Africa’s Evolving Infosystems, political instability, personal insecurity, disease, and persistent poverty are just a few of the concrete damaging outcomes of rumours, misinformation due to unprofessional and underdeveloped African media. Weak information and communications networks leave people vulnerable and political systems unstable and this is evidential in the run-up to the 2024 elections as a result of a sophisticated media space where misinformation spread happens in real time and fast to gain political advantage. Conversely, as noted by the International Federation of Red Cross and Red Crescent Societies, “Giving vulnerable people the right information at the right time is a form of empowerment. It enables people to make the decisions most appropriate for themselves and their families and can mean the difference between being a victim or a survivor. The objective of an effective communication system in a functioning democracy is to fill the public sphere with factually grounded information that assists government officials, civil society, and the general public in their efforts to find appropriate solutions to mutually recognized problems such as opaque marginalized electoral processes.
Where powerful institutions are closed, secretive, and remote from citizens’lives, the media, in turn, will remain underdeveloped, unprofessional, and regarded as a threat to political stability and human security. Where the press is allowed to operate responsibly and freely, citizens benefit from an open and honest public dialogue about the problems they face. Research also points to a strong relationship among democratic institutions (including a free and functioning press), economic development, and the avoidance of conflict. Viewed in this way, a country’s political stability is only as good as its systems for communicating timely and reliable information. Transparent and accountable electoral processes, security and economic and democratic development are strengthened by information systems that promote accountability and transparency.

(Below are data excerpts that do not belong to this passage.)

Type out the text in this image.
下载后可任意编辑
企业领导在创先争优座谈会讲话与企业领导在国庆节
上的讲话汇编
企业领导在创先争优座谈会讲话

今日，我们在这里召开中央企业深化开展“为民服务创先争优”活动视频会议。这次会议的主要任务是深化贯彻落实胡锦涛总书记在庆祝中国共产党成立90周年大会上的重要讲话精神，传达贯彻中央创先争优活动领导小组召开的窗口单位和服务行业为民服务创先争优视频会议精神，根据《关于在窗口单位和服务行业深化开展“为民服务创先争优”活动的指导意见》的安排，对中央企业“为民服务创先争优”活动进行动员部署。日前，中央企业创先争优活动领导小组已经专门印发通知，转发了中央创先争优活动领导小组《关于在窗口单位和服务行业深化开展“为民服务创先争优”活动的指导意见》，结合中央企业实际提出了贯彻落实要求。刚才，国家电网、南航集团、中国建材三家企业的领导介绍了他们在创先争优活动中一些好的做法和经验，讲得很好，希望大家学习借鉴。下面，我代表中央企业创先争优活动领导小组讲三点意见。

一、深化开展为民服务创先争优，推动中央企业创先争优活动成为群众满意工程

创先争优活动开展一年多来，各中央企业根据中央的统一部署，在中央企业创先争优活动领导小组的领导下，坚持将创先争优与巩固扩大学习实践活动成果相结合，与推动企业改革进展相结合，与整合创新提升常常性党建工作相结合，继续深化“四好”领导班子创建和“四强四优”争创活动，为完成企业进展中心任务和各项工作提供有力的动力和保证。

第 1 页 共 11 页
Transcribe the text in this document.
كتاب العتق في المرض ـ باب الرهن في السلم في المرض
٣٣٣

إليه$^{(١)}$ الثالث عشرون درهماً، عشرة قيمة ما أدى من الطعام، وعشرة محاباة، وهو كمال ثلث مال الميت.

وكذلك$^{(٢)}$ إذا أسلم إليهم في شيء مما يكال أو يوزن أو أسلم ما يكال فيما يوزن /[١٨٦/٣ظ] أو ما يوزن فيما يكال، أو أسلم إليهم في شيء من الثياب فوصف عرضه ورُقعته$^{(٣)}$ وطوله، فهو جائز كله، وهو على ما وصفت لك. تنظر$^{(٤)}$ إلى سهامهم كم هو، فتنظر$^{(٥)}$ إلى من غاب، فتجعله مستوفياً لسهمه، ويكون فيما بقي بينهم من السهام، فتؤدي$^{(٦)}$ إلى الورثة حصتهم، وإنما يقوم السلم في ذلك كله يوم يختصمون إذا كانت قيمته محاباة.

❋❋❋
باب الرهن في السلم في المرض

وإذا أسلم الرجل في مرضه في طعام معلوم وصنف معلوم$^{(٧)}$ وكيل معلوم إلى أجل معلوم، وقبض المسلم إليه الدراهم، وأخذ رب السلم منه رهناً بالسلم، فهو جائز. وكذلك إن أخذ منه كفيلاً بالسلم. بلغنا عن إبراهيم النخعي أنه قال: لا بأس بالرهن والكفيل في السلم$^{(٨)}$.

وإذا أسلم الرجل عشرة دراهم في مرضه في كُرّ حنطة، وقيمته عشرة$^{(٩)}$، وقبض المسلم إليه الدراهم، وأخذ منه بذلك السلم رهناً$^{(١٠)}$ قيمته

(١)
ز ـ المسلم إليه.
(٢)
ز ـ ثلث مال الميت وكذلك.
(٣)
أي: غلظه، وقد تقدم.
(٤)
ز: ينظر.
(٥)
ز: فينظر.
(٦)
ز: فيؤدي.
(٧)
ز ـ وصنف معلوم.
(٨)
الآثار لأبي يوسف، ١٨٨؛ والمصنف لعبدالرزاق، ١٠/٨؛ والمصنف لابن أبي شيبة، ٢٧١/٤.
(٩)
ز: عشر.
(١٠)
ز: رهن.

An inclusive and participatory electoral process is a sure guarantee to foster and consolidate Ghana’s democratic gains in the 2024 general election.
As the tensions brew up, witnessed in the current 8th Parliament of Ghana, the constitutional banter between the Legislative and Judicial arm of governments, a clear path to increased stability and peaceful elections is enshrined in initiatives that strengthen media, intra-societal communication, and access to valuable information.
The author, Adu-Twum Sadiq, is a conflict, peace, security, media and communication
practitioner.
Fellow@West Africa Centre for Counter-Extremism (WACCE)
Executive Director, Centre for Security, Media and Governance Studies, Africa.